Rien à foutre...derrière ce titre un brin provocateur se cachent Emmanuel Marre et Julie Lecoustre. Deux réalisateurs "junior" puisque ce long-métrage est tout simplement leur premier. Le duo nous propose une plongée dans l'univers impitoyable des compagnies aériennes low-cost.
Cassandre a la vingtaine bien entamée. Elle est belge mais vit "exilée" à Lanzarote, dans l'archipel des Canaries. Elle travaille pour la compagnie low-cost Wing (dont les couleurs reprennent à l'évidence celles de Ryan Air) en tant qu'hôtesse de l'air. Sa vie la mène un peu partout en Europe, quant à son temps libre, elle le passe en boite, à cuver et à faire des rencontres sans lendemain sur Tinder. Carpe Diem, son pseudo sur les réseaux sociaux, illustre bien la philosophie de la jeune femme qui rêve tout au plus de travailler pour Fly Emirates et de vivre à Dubaï, tout en se disant qu'elle n'a pas le "niveau" pour cela.
La vie que mène Cassandre, c'est aussi à l'évidence un moyen d'échapper à une blessure familiale profonde provoquée par le décès accidentel de sa mère. C'est aussi une manière de ne s'accrocher à personne, de ne jamais avoir le temps de se poser et de réfléchir au sens qu'elle entend donner à sa vie.
Le film aborde deux sujets principaux.
Tout d'abord, le monde totalement déshumanisé des compagnies aériennes à bas coût où le personnel n'a droit qu'à des contrats précaires. Personnel à qui des managers sans âme demandent explicitement de laisser de côté toute forme d'émotion, d'être entièrement focalisé sur l'image qu'il renvoie aux clients et sur l'impérative nécessité de remplir ses objectifs de vente durant les vols.
L'autre sujet est, au travers de Cassandre, de parler de cette jeunesse à qui l'on vend en permanence l'idéal d'une vie faite de voyages, de fêtes et d'argent facile, bien loin de la supposée tristesse de l'existence de leurs parents. A ce titre, la vie en Belgique, si elle renvoie évidemment à la douloureuse perte de sa mère, incarne également pour Cassandre cette vie monotone et banale à mille lieux de celle vécue par les plus célèbres influenceurs d'Instagram qu'elle semble envier. La fuite en avant constante qu'elle a adopté ne la rend pas moins dupe sur l'impasse dans laquelle elle se trouve, simplement elle est à l'évidence désarmée devant l'absence de perspectives de son existence.
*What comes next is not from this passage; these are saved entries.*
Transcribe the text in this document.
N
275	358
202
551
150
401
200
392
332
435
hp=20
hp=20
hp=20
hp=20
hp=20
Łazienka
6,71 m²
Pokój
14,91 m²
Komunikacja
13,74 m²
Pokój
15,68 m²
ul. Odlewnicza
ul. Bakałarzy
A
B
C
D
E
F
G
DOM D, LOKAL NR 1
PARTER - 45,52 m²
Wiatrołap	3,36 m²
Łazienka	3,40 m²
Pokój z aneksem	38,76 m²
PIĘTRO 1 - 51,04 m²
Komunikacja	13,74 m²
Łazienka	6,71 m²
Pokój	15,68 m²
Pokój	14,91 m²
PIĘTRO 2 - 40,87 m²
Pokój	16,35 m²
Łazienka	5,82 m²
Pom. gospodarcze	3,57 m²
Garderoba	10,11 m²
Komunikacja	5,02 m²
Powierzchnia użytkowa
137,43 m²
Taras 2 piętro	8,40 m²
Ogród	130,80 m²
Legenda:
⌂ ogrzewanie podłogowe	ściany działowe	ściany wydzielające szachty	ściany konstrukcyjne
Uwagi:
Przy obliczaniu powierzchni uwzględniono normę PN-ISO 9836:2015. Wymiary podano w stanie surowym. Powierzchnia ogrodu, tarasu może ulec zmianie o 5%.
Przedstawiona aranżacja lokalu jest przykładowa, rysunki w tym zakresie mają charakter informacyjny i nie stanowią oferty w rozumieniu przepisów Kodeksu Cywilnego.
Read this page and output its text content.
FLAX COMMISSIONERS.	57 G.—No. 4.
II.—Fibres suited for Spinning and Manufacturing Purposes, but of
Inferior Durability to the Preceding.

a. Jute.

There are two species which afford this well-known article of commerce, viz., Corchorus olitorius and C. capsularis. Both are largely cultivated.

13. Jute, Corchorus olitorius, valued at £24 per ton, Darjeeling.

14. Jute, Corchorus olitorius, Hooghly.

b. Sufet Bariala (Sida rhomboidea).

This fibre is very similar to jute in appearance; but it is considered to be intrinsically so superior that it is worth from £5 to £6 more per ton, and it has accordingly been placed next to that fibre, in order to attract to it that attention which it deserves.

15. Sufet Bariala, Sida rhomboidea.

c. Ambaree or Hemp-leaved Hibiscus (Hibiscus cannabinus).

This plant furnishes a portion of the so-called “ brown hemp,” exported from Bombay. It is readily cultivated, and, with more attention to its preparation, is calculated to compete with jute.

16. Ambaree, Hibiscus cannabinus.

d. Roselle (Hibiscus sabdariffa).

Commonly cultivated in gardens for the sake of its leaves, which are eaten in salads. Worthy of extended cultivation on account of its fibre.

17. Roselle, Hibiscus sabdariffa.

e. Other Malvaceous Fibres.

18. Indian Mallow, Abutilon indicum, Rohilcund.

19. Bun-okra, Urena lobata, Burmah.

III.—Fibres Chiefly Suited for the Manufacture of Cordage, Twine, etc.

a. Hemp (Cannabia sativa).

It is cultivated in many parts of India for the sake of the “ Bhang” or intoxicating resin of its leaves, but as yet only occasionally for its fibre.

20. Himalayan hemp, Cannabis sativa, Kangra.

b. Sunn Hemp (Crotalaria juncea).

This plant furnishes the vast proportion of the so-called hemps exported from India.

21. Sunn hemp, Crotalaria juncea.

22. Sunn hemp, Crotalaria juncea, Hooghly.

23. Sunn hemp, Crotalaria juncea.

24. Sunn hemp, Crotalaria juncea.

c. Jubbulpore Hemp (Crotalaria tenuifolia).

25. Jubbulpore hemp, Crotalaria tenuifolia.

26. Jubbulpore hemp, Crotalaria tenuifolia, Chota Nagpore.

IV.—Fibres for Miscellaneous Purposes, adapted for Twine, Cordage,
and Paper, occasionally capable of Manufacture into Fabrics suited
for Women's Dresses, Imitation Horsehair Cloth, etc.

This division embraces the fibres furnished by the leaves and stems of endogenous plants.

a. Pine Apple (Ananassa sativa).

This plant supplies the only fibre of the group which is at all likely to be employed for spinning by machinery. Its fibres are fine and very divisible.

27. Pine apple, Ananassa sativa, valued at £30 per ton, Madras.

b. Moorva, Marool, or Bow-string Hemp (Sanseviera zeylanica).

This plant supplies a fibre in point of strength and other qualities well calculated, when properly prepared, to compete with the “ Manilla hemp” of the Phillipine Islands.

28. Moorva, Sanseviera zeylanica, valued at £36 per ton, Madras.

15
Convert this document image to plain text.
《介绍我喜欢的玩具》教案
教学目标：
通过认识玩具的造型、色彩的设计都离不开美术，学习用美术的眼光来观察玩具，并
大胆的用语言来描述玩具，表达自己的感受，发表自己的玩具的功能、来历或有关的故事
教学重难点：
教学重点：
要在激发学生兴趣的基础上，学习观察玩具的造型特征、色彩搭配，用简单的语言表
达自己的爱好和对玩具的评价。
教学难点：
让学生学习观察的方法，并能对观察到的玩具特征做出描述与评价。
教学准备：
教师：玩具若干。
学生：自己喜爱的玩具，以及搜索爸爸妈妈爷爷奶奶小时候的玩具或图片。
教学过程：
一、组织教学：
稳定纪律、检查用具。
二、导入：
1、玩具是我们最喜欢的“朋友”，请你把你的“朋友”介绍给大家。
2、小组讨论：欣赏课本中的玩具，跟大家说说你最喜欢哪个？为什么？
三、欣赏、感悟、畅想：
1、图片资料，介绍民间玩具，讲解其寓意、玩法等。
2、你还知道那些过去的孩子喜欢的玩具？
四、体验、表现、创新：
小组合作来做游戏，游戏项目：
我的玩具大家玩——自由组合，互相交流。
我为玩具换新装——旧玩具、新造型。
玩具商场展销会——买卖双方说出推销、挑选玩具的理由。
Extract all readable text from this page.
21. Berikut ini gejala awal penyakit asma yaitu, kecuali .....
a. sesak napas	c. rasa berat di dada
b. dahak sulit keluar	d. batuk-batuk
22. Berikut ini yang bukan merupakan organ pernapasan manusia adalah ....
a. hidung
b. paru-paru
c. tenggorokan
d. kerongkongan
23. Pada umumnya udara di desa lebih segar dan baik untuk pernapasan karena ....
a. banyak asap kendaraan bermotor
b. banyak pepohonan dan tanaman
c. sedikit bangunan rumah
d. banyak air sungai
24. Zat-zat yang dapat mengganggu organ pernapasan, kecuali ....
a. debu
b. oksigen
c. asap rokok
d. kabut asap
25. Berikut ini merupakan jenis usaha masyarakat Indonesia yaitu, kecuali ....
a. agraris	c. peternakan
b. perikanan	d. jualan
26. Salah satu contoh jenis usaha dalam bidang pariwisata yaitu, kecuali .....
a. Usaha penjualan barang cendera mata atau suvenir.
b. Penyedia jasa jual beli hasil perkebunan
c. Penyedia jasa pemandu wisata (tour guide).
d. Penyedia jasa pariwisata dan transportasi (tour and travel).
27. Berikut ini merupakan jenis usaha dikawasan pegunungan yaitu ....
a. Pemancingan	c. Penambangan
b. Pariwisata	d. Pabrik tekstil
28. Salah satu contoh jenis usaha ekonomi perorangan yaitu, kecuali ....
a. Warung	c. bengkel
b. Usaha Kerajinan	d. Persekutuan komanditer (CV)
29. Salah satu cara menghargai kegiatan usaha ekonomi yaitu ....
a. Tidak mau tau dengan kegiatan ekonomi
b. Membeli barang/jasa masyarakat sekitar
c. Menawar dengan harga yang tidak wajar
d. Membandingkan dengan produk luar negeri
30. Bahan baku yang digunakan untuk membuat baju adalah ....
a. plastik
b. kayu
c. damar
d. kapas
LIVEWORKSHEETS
Bien que réalisé par des français, Rien à foutre renvoie davantage au cinéma belge, dont il maitrise tous les codes. Pas tant parce que l'héroïne est wallonne, ni parce qu'Emmanuel Marre entretient un lien particulier avec ce pays ou qu'une partie de l'équipe est originaire d'outre-quiévrain, mais davantage par son côté "artisanal", ses visages inconnus, ses cadrages serrés et l'influence indéniable de Strip-tease dans sa capacité à filmer le "réel" (même si c'est un "réel fictif" dans le cas présent) et à le livrer de manière assez brute, laissant au spectateur le soin de se l'approprier et d'établir sa propre réflexion. Du reste, Rien à foutre a été en partie filmé au téléphone portable: une manière astucieuse de contourner un manque de moyen en donnant une dimension très immersive au film, qui s'apparenterait parfois presque à un documentaire.
Enfin, on retrouve également une évidente qualité des plans, des lumières et des musiques, laissant entrevoir une "patte" artistique discrète mais bien réelle.
SI certains auraient aimé que Rien à foutre soit plus court, voire carrément amputé de son dernier tiers, les différentes parties du film n'en reste pas moins complémentaires et dignes d'intérêt.
Porté par Adèle Exarchopoulos dans un de ses meilleurs rôles, on retiendra surtout cette incarnation d'une génération coincée dans un cul-de-sac existentiel, victime d'un monde schizophrène, désenchanté et gangréné par le néolibéralisme.
Alors quand l'avenir s'inscrit en pointillé...carpe diem.